C’est quoi un ministère chez nous ? Il y a un minimum qui s’appelle un ministère, qui gère un minimum de choses, plus ou moins de manière approximative. Il existe sur le papier, mais dans la réalité, pour beaucoup de citoyens, il n’existe pas. Nous avons beaucoup de ministres qui chôment à longueur d’année. Ils n’ont pas de plans d’action sectoriels, pluriannuels ou annuels. Pas d’indicateurs sur lesquels ils sont évalués, s’ils sont déjà évalués. Comment le premier ministre ou le coordinateur des ministres va-t-il procéder pour évaluer la performance de ses ministres, pour savoir s’ils sont sur la bonne voie ? J’espère qu’il ne se fie pas à leur propre reporting et à leur discours officiel bouffi d’auto-satisfaction : tout va bien et tout est sous contrôle. Rien n’est sous contrôle. L’injustice n’est pas sous contrôle. La pauvreté n’est pas sous contrôle. Les inégalités ne sont pas sous contrôle. Le chômage n’est pas sous contrôle. La corruption n’est pas sous contrôle.
A la base, nous n’avons pas vraiment un gouvernement de mission. Notre conception d’un gouvernement, c’est juste des ministres qui sont nommés pour être ministres, mais pas nécessairement pour imaginer, développer, mettre en œuvre, suivre et évaluer des visions sectorielles. Nous n’avons simplement pas de vision, même à court terme. En général, on reproche aux pays en développement de travailler sur la base de la dictature du court terme. Nous, on n’a même pas de vision à court terme. On fait au jour le jour. Dans ces conditions, impossible de développer un pays, sans avoir de visions sectorielles qu’on fusionne pour donner une vision nationale. Les choix que le gouvernement fait, aujourd’hui, sont, peut-être, valables dans le très court terme, mais peuvent remettre en question des priorités plus importantes à moyen et à long terme...
La création de fonds, très à la mode auprès de ce gouvernement, est la parfaite illustration de ce développement à l’aveuglette. Chaque fois qu’il est confronté à un problème, qu’à cela ne tienne, il met en place un fonds. Il n’y a pas de mal à créer des fonds, mais un fonds c’est un instrument, ce n’est pas un résultat, encore moins une stratégie. Un fonds n’est qu’un élément de mise en œuvre d’une stratégie sectorielle.

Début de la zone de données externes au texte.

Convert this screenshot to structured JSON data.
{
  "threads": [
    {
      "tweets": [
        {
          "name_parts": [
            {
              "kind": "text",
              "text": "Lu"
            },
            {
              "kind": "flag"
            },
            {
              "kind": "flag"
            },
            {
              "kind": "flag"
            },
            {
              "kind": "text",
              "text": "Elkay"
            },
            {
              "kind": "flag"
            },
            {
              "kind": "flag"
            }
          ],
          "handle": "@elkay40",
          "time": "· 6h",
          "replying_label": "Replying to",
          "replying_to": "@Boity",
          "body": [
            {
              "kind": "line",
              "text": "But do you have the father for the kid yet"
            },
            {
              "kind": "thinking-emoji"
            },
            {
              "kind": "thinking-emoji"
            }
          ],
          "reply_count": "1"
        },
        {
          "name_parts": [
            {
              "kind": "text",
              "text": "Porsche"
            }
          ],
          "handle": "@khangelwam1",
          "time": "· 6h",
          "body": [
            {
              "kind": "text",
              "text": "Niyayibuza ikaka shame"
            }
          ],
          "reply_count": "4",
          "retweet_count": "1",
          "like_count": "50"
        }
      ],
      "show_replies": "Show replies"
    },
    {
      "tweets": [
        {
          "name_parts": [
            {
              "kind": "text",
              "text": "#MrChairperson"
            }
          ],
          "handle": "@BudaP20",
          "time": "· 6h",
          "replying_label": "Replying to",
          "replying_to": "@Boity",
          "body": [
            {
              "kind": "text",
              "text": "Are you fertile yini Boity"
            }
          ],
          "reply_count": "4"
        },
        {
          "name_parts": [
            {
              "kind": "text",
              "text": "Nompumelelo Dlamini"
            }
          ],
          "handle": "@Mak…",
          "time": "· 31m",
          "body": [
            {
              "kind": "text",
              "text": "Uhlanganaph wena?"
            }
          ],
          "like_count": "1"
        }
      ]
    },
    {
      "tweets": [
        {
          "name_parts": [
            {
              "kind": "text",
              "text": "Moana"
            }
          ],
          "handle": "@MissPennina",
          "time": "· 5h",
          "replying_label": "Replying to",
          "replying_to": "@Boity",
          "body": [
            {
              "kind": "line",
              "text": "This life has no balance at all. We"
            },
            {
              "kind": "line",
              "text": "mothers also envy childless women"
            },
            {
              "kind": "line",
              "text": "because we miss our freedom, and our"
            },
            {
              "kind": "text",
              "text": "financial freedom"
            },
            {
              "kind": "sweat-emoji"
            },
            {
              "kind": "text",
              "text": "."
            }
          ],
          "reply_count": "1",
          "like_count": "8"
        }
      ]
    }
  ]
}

Or, le gouvernement actuel a tendance à négliger l’aspect stratégique. Le problème du développement dans ce genre de pays, comme la Mauritanie, n’est pas nécessairement un problème de ressources, c’est d’abord un problème de planification. Chez nous, il n’y a pas de stratégie de développement qui a été discutée et concertée. Pas de stratégies sectorielles de l’agriculture, de l’élevage, de la pêche...ou alors, juste des documents d’une banalité et d’une absence de pertinence, conçus unilatéralement, par des technocrates, dans un ministère, entre quatre murs.
Faire une stratégie nationale, c’est produire un document qui est le fruit d’une large consultation, associant l’ensemble des acteurs et des parties prenantes, qui commence par définir le diagnostic précis des problèmes, les défis qui existent, les objectifs et les moyens de les atteindre, avec des indicateurs mesurables, pour en évaluer l’atteinte. C’est ça le chaînon manquant. Sinon, on peut continuer à créer tous les fonds qu’on veut et les confier à des fonctionnaires qui ne sont même pas qualifiés pour les exécuter et qui n’ont pas de stratégies sectorielles. On peut dépenser des milliards et des milliards, sans résultats, comme justement ce qui arrive au pays depuis des décennies.
La situation incertaine du pays exige aujourd’hui plus qu’un gouvernement qui gère les affaires au jour le jour. Le président de la République doit repenser le dispositif gouvernemental, en mettant en place un gouvernement d’action, qui travaille sur la base d’une stratégie nationale de développement, discutée et concertée, avec des plans d’action sectoriels et un cadre de suivi-évaluation, pour s’assurer de l’atteinte des résultats, tout en économisant les moyens et donner du sens aux politiques d’investissement public.